Ranked 127 out of 131
As a gateway to the Himalaya Mountains, Kathmandu has a very outdoor-oriented culture. Not everyone is a Sherpa – but even office workers will often leave their desks to work outside in the sun. When not working, locals enjoy the always-growing restaurant scene or hanging out at the bars; by law, bars must close at midnight, so nightlife here gets started earlier.
Housing and basics contribute to Kathmandu’s affordability. Bread costs 36 Nepali rupees ($0.37 or £0.22) for two people, a full restaurant lunch costs about 385 rupees ($4 or £2.39) and a litre of gas costs 141 rupees ($1.50 or £0.89). At an average of 34,000 rupees ($300 or £215) a month, rent for a 85sqm house is particularly affordable.

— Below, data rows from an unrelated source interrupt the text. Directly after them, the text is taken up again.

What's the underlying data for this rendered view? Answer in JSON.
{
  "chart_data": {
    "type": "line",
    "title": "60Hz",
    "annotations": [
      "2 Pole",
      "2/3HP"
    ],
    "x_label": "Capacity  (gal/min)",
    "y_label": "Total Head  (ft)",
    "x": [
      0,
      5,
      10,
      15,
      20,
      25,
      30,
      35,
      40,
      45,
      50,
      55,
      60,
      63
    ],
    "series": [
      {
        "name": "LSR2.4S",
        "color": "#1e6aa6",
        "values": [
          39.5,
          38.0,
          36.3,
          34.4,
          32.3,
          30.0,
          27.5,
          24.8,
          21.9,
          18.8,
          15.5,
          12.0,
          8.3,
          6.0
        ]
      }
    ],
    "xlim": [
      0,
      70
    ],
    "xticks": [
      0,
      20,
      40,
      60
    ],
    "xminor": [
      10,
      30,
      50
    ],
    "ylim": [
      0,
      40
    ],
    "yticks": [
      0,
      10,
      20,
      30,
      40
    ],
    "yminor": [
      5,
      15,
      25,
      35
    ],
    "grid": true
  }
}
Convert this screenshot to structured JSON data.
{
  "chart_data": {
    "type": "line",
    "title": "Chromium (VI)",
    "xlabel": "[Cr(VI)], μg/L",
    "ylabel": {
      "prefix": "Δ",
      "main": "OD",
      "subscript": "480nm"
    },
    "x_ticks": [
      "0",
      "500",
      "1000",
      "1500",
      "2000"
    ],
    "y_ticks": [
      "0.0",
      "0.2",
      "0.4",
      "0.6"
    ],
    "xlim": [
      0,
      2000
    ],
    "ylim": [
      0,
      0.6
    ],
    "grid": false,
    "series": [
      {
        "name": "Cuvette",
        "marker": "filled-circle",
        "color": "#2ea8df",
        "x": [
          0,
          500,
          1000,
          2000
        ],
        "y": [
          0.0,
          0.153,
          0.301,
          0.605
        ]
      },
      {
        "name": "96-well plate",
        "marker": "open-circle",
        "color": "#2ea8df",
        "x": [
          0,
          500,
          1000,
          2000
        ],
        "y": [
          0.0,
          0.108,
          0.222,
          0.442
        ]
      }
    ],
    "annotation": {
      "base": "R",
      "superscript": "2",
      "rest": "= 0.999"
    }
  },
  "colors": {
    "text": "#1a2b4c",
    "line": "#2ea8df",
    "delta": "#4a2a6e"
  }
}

Yet Kathmandu does not have a glut of high-rise apartment buildings, which is what often makes housing affordable in other regions. Instead, most residents live in single-family houses with more space and gardens. The older parts of the city, such as the districts of Thamel and Asan, have traditional architecture marked by detailed wood and stonework; newer areas like Kalamati have boxier, simpler homes. The wealthiest residents and foreigners tend to live in the new, gated communities popping up on the outskirts of the city and in the surrounding Kathmandu Valley.
The city caters to tourists and Western tastes, which can make it an expensive place to live for those who are not careful. “If you buy your food in the local market, eat out in local eateries and basically live like a Nepali, Kathmandu is very affordable,” said Zeljka Shah, who recently moved to the city from Croatia and writes The Roofs of Kathmandu blog. “On the other hand, if you like to treat yourself to the typical Western food bought in grocery stores, and eat in Western-type restaurants, it’s quite pricey.”